I am on the threshold. Do I continue? I don't think so. The instructions said to do this practice for 40, 90 or 120 days. There was no mention of doing 1,000 days. I feel drawn to continue with a form of Laya Yoga, just not this one. Maybe Doei Shabd Kriya? I want to expand my practice with mantra back to what it used to be before with Sanskrit mantra. I just recited the mantra in the language of men (out loud), of lovers (in a whisper), and of the angels (silently). And even though it is said that angels communicate through music, I want to hear the deeper music of the Naam.
Besides, when I finished 90 days, I felt a huge release of pressure and bliss began to flow over me. By the next day, when I decided to continue on to 120 days, I felt that pressure resume. I want a break. I need a break, and this practice was begun as part of a homework assignment for Kundalini Yoga Teacher Training which was to be done only for 40 days. It is the Level 2 teachers who are to do a practice for 90 days. So I went the whole nine-yards, and now I will stop.
I need time to say the Ra Ma Da Sa every day for my Dad, who is undergoing radiation treatment for prostate cancer, and my friend Dan, who has just been released from the hospital for colon and liver cancer. He has gone home to begin eating solid foods, and he and my father could definitely use some prayers and mantras.
Tomorrow, I will give my first attunement of the year to Reiki, and I have a lot to prepare for...the apartment is still a mess, and I need to revue the history of Reiki, and Usui Mikao's background with the Mikkyo mystical sect of Tendai Buddhism, with his family's historical connections to the Samurai warriors of Japan, and his status as a Shugendo practitioner, or Shugenda. I need to review the practice of the Three Diamonds.
But my mind is wandering...off to think lustful and loving thoughts about a man with curly red hair. For the last several days, I haven't really been able to keep him off my mind. Today, however, I will be taking a page from the book's explanation and claim that practicing the Ashtang mantra as a Laya Yoga practice will, among other things, help you to let go of what is not necessary to actually get things done. I can't have my mind distracted by my schoolgirl-like crush, so I, for the first time today, decided definitively not to let it come to bear while trying to focus on preparing for the attunement tomorrow.

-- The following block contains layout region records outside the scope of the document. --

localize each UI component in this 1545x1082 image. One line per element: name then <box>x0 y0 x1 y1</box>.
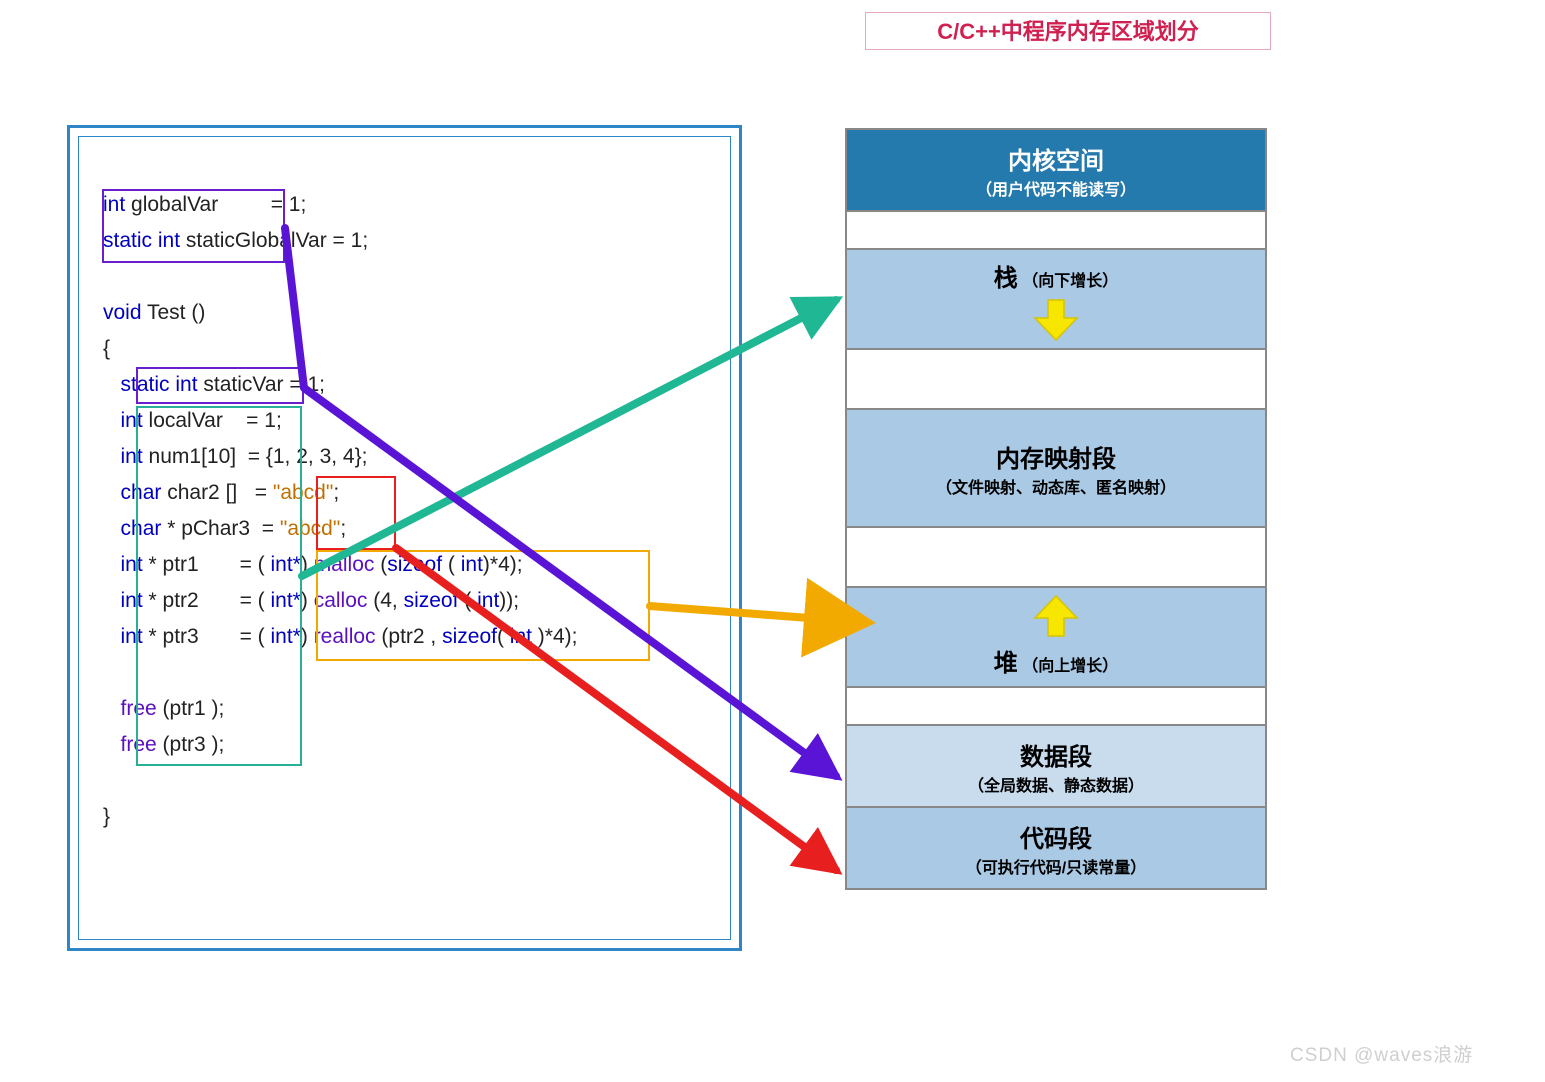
mem-row-title: 栈 <box>994 265 1018 292</box>
code-line: void Test () <box>103 295 706 331</box>
mem-data: 数据段（全局数据、静态数据） <box>846 725 1266 807</box>
mem-row-sub: （全局数据、静态数据） <box>847 772 1265 796</box>
mem-row-title: 内核空间 <box>847 141 1265 176</box>
mem-row-title: 代码段 <box>847 819 1265 854</box>
box-globals <box>102 189 285 263</box>
mem-gap3 <box>846 527 1266 587</box>
mem-row-sub: （用户代码不能读写） <box>847 176 1265 200</box>
mem-row-sub: （文件映射、动态库、匿名映射） <box>847 474 1265 498</box>
code-line <box>103 259 706 295</box>
arrow-down-icon <box>1033 298 1079 342</box>
box-staticvar <box>136 367 304 404</box>
mem-gap1 <box>846 211 1266 249</box>
code-line: } <box>103 799 706 835</box>
mem-gap4 <box>846 687 1266 725</box>
watermark: CSDN @waves浪游 <box>1290 1040 1473 1067</box>
mem-row-title: 内存映射段 <box>847 439 1265 474</box>
mem-code: 代码段（可执行代码/只读常量） <box>846 807 1266 889</box>
root: { "canvas": { "w": 1545, "h": 1082, "bg"… <box>0 0 1545 1082</box>
mem-row-sub: （可执行代码/只读常量） <box>847 854 1265 878</box>
box-heapcalls <box>316 550 650 661</box>
memory-region-table: 内核空间（用户代码不能读写） 栈 （向下增长） 内存映射段（文件映射、动态库、匿名映… <box>845 128 1267 890</box>
mem-row-title: 堆 <box>994 650 1018 677</box>
mem-kernel: 内核空间（用户代码不能读写） <box>846 129 1266 211</box>
mem-row-sub: （向下增长） <box>1018 273 1118 290</box>
arrow-up-icon <box>1033 594 1079 638</box>
mem-heap: 堆 （向上增长） <box>846 587 1266 687</box>
box-locals <box>136 406 302 766</box>
box-strlits <box>316 476 396 550</box>
mem-mmap: 内存映射段（文件映射、动态库、匿名映射） <box>846 409 1266 527</box>
mem-stack: 栈 （向下增长） <box>846 249 1266 349</box>
mem-row-sub: （向上增长） <box>1018 658 1118 675</box>
mem-gap2 <box>846 349 1266 409</box>
mem-row-title: 数据段 <box>847 737 1265 772</box>
code-line <box>103 763 706 799</box>
code-line: { <box>103 331 706 367</box>
diagram-title: C/C++中程序内存区域划分 <box>865 12 1271 50</box>
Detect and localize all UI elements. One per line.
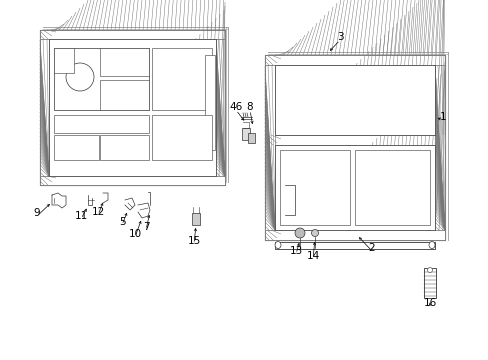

And now, a measure of peace, much like the peace I felt descend yesterday during and after Gurdwara, has descended. Miraculously, the painful aching lustful desire I feel has dissipated somewhat...mellowed into warm and kind thoughts of friendship with love from the heart. It seems that if I want to access the strength to bring my focus toward where it should be for now, it is much easier for me to do it now than it was before I embarked upon this practice, and also, it would appear, much easier to do than it is for some men! I have had a bit of a taste, I think, of how powerfully the lower chakras can influence the male animal to have his attention where it should not be. If that is what it feels like, then I feel a little more sympathetic toward the male animal, but I still expect them to behave themselves...as I expect myself to do so as well. This is not the time. And having made that decision brings me a measure of peace that I have not felt in weeks.
I'd say this practice was a rousing, or 'arousing' success! Either way...
The ashtang mantra of Laya Yoga was a secretly guarded jewel of the ancient yogis. "This mantra opens the secret book of Laya Yoga...it is the key to the inner doors of naad...it awakens kundalini...it gives intuition and the ability to heal." It will be my practice for 40 days beginning on the birthday of my guru Sri Amritanandamayi Devi, the day before my own birthday, September 28th. This is a practice I chose as part of my KRI Teacher Training.